Adith Narasimhan Kumar
Analytics Vidhya
Published in
3 min readApr 12, 2023

--

In continuation of my previous article, this one will cover the Prepare phase of the data analytics process. This is the second phase of the 6-phase process of any data analytics project.

After defining a problem and a problem statement of a business case, the next step is to prepare the data for analysis. The preparation phase is nothing but the collection of data that we’ll be analyzing. This step is vital as it decides the size, shape, and type of the data for the subsequent steps.

graphs showing the data analysis process. This includes the prepare phase as well
Photo by Luke Chesser on Unsplash

Types of data

There are 2 ways to classify the data that we collect based on the location of the data:

  1. Internal Data
  2. External Data

1. Internal Data

Internal data is the data that resides within the organization that you work for.

2. External Data

External data is the data that resides outside the organization that you work for.

The other way data is classified is based on the ownership of the data. Let me explain!

Data is classified into 3 categories based on its ownership. The categories are:

  1. First-Party Data
  2. Second-Party Data
  3. Third-Party Data

1. First-Party Data

Any data that is collected by the individual is called first-party data. This type of data collection involves conducting surveys, filling up forms, etc. The major advantage of this type of data collection is that the requirement can be tailored to the need of the problem statement we are trying to solve.
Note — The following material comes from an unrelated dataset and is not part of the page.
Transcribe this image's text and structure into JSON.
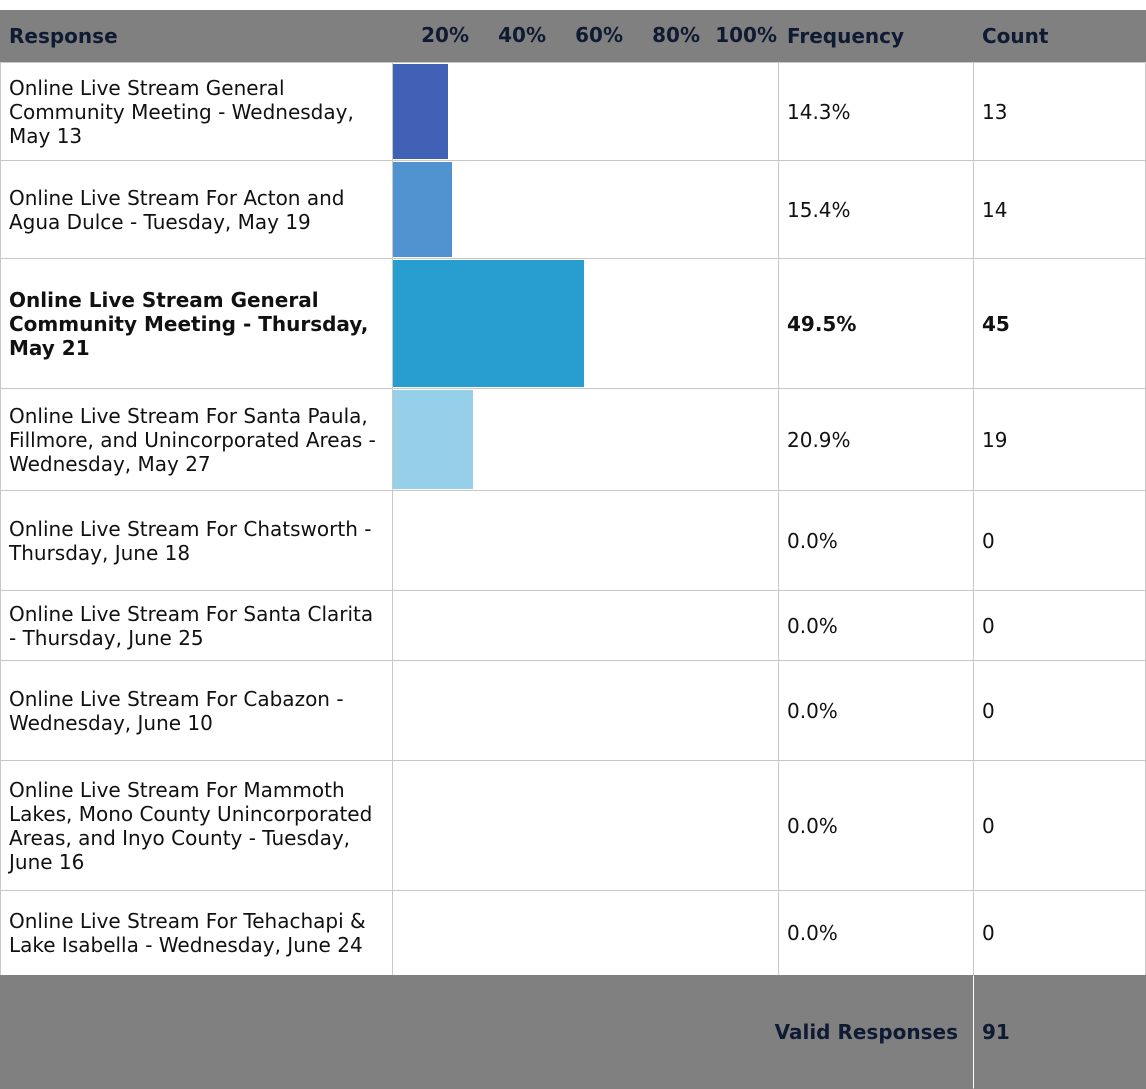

Also, the relevancy of the data to the problem statement is higher. This reduces the amount of work spent perfecting the data for analysis.

Examples of first-party data include data from CRM, customer feedback, and survey data.

2. Second-Party Data

Second-party data is the data collected and sold by another party. This party may be a business partner or an outsourced vendor. Second-party data may not be as relevant as first-party data since there is no connection from the vendor to your problem statement but is not the worst as well.

It is a faster way to collect data but a little riskier as you pay money for it and the data might not be completely useful.

Examples of second-party data include data purchased from external vendors or partners

3. Third-Party Data

Third-party data is data that is collected from external sources. These sources include but are not limited to, the ones from first-party and second-party categories. These can include surveys, feedback forms, data purchased from external parties, etc. Data from these sources are often stitched together to arrive at a final dataset.

A disadvantage of third-party data is that the boundary of the data might not be concrete and might be random. This causes the inclusion of outliers in the data which subsequently leads to the increased time spent in the process phase.

Conclusion

To conclude, there are various methods of gathering data for your analysis. There is no one size fits all situation here. The scale, urgency, cost, and various other factors influence the data collection process. All things considered, one thing to keep in mind is that the quality of data determines the quality of the insight you derive from that data.

Happy Learning!

--

--